An IFR approach is a formal procedure that defines how an aircraft flies from the en route portion of the flight to the runway or helipad. It’s unclear how current real-world IFR operations will support the short flights expected by eVTOL aircraft, particularly approaches to rooftop helipads. There are several issues that will limit eVTOL IFR operations into urban landing sites for the foreseeable future. 

First, there are currently no IFR approaches to the vast majority of existing helipads in urban areas. An operator would have to create their own approach and go through a lengthy approval process. A solution for this would be a completely new all-digital air traffic control (ATC) system such as Unmanned Traffic Management (UTM). I estimate it will take one to two decades to develop a system that integrates passenger-carrying eVTOL aircraft with regular airspace and operating procedures. 

Second, since today’s ATC radars are not designed to provide high traffic resolution, if any at all, for aircraft flying low over cities, it seems reasonable for ATC to block off large swaths of space over cities for EACH IFR approach and departure in order to safely separate aircraft.

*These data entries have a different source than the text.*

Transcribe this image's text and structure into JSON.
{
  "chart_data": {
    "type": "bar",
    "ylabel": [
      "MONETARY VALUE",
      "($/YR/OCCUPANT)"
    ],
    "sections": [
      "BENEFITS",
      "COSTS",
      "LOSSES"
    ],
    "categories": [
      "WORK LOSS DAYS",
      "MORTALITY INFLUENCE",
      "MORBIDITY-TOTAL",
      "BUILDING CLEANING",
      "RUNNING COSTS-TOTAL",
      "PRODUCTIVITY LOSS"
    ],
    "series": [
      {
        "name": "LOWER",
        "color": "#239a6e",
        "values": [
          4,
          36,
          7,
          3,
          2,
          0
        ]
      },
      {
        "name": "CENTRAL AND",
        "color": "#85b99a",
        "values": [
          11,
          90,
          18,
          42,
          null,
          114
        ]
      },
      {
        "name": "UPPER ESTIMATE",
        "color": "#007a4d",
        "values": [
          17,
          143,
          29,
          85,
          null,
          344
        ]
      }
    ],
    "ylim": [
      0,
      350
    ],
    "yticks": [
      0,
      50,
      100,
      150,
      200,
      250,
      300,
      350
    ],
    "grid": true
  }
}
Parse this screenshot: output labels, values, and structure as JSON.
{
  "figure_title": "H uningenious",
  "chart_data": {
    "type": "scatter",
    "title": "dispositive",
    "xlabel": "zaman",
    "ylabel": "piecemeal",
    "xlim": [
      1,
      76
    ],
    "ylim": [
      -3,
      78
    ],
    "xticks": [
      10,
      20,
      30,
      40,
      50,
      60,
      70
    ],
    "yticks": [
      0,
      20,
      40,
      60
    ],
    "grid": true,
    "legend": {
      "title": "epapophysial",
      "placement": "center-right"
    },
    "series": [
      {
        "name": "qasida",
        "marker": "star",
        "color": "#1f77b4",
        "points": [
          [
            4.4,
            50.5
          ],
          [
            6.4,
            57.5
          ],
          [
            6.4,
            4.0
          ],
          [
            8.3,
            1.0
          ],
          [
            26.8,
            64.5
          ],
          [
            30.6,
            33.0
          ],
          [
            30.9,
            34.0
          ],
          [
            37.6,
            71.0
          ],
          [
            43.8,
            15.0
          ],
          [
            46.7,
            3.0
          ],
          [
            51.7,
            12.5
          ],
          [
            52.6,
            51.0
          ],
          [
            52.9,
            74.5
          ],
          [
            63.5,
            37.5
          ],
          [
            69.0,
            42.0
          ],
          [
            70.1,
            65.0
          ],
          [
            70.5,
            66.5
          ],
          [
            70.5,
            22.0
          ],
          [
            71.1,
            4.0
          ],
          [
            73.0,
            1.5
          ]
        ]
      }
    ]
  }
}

This means only a limited number of takeoff and landings will be approved at a certain point in time. Such a restriction significantly limits the scalability of operations in marginal and bad weather conditions until a UTM system is in place.

Third, because eVTOL are very sensitive to weight and have very complex configurations, it is unlikely that anti-ice equipment can be easily added at any time in the foreseeable future. Such restrictions limit the flights of these aircraft to fair weather operations. It is extremely rare for even today’s most sophisticated helicopters to have FIKI capability.

Given these limitations, customers cannot depend on reliable eVTOL transportation schedules as the weather can sometimes cooperate and sometimes not. This means customers have to build in extra travel time to account for a Plan B such as driving. 

While no aircraft can fly in all weather conditions, eSTOL aircraft can fly in most weather conditions and make practical use of today’s existing airport and ATC infrastructure that allows for high-volume operations.  


Conclusion

As with today’s aircraft, tomorrow’s electric aircraft will come in many forms for many different missions. Two of the most promising types are eSTOL and eVTOL aircraft. These aircraft will be complementary to each other and serve different mission profiles to bring new benefits to society.

eVTOL aircraft will be used for short flights within urban areas in fair weather conditions.

eSTOL aircraft will be used for short to mid-range regional flights between airports in almost all weather conditions. Lower operating costs will enable the growth of the regional air mobility market and the expanded use of existing infrastructure.